One time, the boyfriend brought his laundry over to use the girls’ laundry room and brought his stuff up to their apartment to fold it. In it were:
[ul][li]Some white socks[/li][li]A pink dress shirt[/li][li]A brand-new pair of jeans[/ul][/li]The guy pulled the pink shirt out of the basket and discovered that it had somehow turned lavender. “Aw, man,” he said, “looks like them white socks done turned mah shirt purple.”
:^/
Mrs. Chef, who had nothing better to do, spent a good ten minutes trying to explain that new jeans are blue, and blue and red make purple, all to no avail. That boy’s position was unshakable.
Back in college I had the following argument with a friend over how long it took to fly from Boston to Hawai’i.
Me: It takes about 13 hours to fly from Boston to Hawai’i
Him: You’re nuts it shouldn’t take more than 3
Me: How do you figure?
Him: How do YOU figure?
Me: Well, it takes six hours to fly from Boston to LA or San Francisco and then another six or seven to fly from Cali to Hawai’i
Him: Who the hell would to that? Just fly from Boston to Miami and then take the ferry over.
(He didn’t realize the box showing Hawai’i on the map was an insert)
When my brother and I were in elementary school we took turns making sandwiches for lunch. I, because I love my brother very much, would give him the best part of the bread, the heel, when starting or ending a loaf of bread. He would take the worst part of the bread, the heel, whenever he made sandwiches from the start or end of the loaf, because he loves me.
Both of us had quietly smoldered about the fact that he would always have the heel, without saying anything to each-other. We got into an argument over something (neither of us remember what) at Christmas, when we were in our thirties. This argument escalated until we were *screaming *at each-other “I always gave you the heel, and you always ate it!” “I always ate the heel, and never ever gave it to you!”
His wife broke up our argument by throwing heels of bread at both of us. She is the one who asked both of us what the best and worst part of the bread were. We then realized we had spent *decades *being mad at the other for their “selfishness”.
Wow - our squabbles have never gotten that out of hand!
Well, to be fair, he is right on that point.

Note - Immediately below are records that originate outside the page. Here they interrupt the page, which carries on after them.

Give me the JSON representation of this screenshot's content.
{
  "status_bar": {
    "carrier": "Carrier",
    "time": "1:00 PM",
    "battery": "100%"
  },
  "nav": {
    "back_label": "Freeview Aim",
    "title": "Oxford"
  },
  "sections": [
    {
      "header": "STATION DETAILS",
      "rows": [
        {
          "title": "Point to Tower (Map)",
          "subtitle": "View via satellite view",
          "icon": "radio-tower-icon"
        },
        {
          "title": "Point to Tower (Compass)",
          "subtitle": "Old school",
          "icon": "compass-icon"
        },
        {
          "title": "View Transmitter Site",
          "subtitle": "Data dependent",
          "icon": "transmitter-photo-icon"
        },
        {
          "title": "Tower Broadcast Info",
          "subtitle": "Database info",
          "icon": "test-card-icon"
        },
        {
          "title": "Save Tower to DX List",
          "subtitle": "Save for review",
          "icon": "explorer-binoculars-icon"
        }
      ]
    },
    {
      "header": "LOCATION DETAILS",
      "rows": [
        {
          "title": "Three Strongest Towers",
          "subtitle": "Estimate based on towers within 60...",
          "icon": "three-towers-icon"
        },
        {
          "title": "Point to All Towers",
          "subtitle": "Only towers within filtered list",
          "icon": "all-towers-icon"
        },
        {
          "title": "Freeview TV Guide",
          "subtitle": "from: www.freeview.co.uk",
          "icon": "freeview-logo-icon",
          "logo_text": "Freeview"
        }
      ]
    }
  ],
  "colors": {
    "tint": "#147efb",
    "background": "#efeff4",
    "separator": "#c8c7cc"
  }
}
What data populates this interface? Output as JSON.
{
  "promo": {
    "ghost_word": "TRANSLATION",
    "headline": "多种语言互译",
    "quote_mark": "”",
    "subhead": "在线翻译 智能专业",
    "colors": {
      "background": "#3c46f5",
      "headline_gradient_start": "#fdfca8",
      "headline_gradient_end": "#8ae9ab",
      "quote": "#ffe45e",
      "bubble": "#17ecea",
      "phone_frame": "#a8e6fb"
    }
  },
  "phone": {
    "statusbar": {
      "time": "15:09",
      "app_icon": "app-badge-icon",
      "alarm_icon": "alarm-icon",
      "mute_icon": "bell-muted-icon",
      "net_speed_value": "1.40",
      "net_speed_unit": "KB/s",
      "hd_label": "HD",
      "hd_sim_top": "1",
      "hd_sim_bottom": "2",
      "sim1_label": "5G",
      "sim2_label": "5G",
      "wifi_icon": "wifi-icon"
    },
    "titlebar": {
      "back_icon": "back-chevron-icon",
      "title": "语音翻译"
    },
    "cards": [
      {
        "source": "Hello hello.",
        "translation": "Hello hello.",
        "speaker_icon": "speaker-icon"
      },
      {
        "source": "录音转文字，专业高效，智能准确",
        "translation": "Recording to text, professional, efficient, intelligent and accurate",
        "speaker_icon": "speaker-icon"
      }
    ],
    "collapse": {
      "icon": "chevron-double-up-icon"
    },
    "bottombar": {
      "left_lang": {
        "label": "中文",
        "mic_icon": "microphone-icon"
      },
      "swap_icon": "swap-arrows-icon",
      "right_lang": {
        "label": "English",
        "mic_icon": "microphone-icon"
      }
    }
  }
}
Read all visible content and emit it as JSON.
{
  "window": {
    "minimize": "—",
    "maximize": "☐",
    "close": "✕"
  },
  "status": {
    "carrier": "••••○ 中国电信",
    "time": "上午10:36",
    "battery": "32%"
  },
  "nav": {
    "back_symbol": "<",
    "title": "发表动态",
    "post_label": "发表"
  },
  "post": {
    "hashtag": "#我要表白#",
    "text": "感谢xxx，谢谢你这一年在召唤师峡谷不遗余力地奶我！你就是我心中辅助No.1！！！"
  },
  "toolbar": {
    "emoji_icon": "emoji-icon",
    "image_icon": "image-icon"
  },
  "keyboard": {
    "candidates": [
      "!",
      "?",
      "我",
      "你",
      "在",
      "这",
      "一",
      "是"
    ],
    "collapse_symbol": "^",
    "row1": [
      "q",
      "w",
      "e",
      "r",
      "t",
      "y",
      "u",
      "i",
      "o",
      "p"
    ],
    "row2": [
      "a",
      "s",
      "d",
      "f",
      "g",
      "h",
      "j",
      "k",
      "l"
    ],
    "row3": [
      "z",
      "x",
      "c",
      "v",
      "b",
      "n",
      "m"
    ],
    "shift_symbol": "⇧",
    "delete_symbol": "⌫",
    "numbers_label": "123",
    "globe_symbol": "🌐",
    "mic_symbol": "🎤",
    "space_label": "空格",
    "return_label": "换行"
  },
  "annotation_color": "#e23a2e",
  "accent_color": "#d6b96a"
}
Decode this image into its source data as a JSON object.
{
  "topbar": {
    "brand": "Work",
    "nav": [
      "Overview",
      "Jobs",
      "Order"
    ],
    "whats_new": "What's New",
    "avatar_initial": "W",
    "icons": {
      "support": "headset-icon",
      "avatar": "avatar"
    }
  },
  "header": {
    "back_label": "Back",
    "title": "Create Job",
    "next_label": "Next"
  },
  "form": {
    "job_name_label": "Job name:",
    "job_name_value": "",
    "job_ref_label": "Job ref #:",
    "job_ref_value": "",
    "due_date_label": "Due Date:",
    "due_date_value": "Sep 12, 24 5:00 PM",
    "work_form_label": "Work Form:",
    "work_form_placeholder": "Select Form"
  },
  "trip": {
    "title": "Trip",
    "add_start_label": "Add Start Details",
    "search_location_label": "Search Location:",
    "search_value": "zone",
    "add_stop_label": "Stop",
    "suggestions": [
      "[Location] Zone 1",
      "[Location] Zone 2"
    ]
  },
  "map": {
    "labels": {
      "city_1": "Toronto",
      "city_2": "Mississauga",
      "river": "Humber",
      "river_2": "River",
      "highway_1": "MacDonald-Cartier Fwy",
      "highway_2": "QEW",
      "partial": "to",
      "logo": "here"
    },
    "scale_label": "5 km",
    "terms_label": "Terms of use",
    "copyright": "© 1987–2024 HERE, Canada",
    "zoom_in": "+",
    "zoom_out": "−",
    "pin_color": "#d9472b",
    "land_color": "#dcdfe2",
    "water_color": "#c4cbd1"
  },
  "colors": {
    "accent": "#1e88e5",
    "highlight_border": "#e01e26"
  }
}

Ah, the old “we were on a break” argument.
I love all these couples’ arguments - it makes our argument about who is the better Captain, Kirk or Picard, seem much more logical.
Picard, of course.
I had an argument with a college roommate about chess.
He said that he would only play the game if he could play black and black went first. I said, no, that’s not how the rules are. White goes first. He said to call it a variation on the game of chess. I said it’s not a variation, he’s simply trying to ignore the rules of the game for no function purpose other than to ignore the rules.
And so we stopped playing chess with each other.
Mrs Reeb and I, while dating (20-odd years ago) used to have quite regular,massive, arguments. Two in particular stick in my mind; one was about whether sharks have lips and the other was about how woodpeckers build their nests.
Eventually we got the arguing out of our systems and grew up. We’ve not had an argument on the same scale for many a year.
I once got into an argument with my Dad over whether the assertion that the US engaged in imperialism in the Phillipines in the 20th century qualified as “hating America.”
FYI, the rule that white moves first is fairly recent. The rule used to be that the player to move first could pick the color he wanted to play:
“In the Immortal Game (Anderssen-Kieseritzky, offhand game, London 1851), one of the most famous games in history, Anderssen had the Black pieces but moved first.[6] He also took the Black pieces but moved first in the sixth, eighth, and tenth games of his famous 1858 match against Paul Morphy. Each of those games began 1.a3 e5 2.c4, when Anderssen was effectively playing the Sicilian Defense with an extra tempo.”